Niet van toepassing: er zijn geen studies gevonden waarin de effectiviteit van oefentherapie is geëvalueerd bij patiënten met een complexe hulpvraag.

 

Effectiviteit en bewijskracht

Niet van toepassing.
 

Van bewijs naar aanbeveling

Bij de formulering van de richting en de sterkte van de aanbeveling voor oefentherapie bij indicatie 1 heeft de werkgroep de volgende aanvullende overwegingen gemaakt. Zie ook het beoordelingsformulier van bewijs naar aanbeveling voor oefentherapie bij indicatie 3 in de bijlage van deze noot.

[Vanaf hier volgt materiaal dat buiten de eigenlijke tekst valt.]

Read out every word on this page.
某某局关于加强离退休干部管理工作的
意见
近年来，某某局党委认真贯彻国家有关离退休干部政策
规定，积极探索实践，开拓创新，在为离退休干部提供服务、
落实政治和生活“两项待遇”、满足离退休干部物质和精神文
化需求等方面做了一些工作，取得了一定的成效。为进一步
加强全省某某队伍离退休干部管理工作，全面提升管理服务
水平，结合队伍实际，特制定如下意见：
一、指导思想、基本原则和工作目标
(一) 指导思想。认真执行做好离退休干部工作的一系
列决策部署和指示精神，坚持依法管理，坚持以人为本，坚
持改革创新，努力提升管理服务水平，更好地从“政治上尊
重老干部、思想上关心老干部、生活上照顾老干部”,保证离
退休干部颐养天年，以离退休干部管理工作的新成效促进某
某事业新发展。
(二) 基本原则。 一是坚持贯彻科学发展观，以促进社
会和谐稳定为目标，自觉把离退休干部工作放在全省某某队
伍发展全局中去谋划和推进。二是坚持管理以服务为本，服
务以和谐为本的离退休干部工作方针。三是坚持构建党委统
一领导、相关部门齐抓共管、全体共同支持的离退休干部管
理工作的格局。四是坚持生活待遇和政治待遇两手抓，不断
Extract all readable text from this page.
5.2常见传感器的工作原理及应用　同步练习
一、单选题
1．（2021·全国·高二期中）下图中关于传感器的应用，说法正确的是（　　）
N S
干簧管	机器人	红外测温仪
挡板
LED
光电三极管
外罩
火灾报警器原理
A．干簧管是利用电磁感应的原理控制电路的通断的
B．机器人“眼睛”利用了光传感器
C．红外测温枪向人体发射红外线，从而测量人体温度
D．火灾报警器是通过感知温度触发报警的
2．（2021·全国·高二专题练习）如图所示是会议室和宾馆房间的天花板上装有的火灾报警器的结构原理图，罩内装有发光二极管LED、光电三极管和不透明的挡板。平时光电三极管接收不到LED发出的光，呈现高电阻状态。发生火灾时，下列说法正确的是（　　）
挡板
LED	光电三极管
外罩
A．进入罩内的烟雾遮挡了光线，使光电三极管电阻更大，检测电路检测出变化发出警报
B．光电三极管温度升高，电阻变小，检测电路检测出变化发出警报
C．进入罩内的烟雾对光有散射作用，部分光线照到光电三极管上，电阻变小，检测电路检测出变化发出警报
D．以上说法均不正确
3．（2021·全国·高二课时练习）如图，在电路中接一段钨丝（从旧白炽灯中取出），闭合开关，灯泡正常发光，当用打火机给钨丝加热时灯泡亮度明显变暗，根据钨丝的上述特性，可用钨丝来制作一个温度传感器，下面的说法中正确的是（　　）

  • Alhoewel er geen effectschattingen van oefentherapie bij indicatie 3 beschikbaar zijn, schat de werkgroep in dat de gewenste effecten (een verbetering van de kwaliteit van leven, de mate van fysieke activiteit en/of vermoeidheid) van oefentherapie waarschijnlijk zijn en de ongewenste effecten overstijgen (een toename van de pijn, ziekteactiviteit en/of radiologische schade).
  • Welke waarde patiënten aan oefentherapie hechten, zal waarschijnlijk van patiënt tot patiënt verschillen. De werkgroep schat in dat de meerderheid van de patiënten positief staat tegenover oefentherapie, omdat er weinig alternatieven zijn en omdat patiënten oefentherapie eenvoudig kunnen inpassen in hun dagelijks leven.
  • De kosten van de oefentherapie voor de patiënt zijn afhankelijk van de vigerende overheidsbepalingen ten aanzien van ziektekosten (zie Rijksoverheid.nl). De fysiotherapeut heeft weinig tot geen kosten aan de oefentherapie, indien er vanuit wordt gegaan dat de benodigde oefenapparatuur reeds aanwezig is.
  • De implementatie van deze interventie in de dagelijkse praktijk wordt door de werkgroep als aanvaardbaar en haalbaar ingeschat, omdat de interventie als meest aangewezen behandeloptie wordt beschouwd en er geen specifieke middelen voor vereist zijn.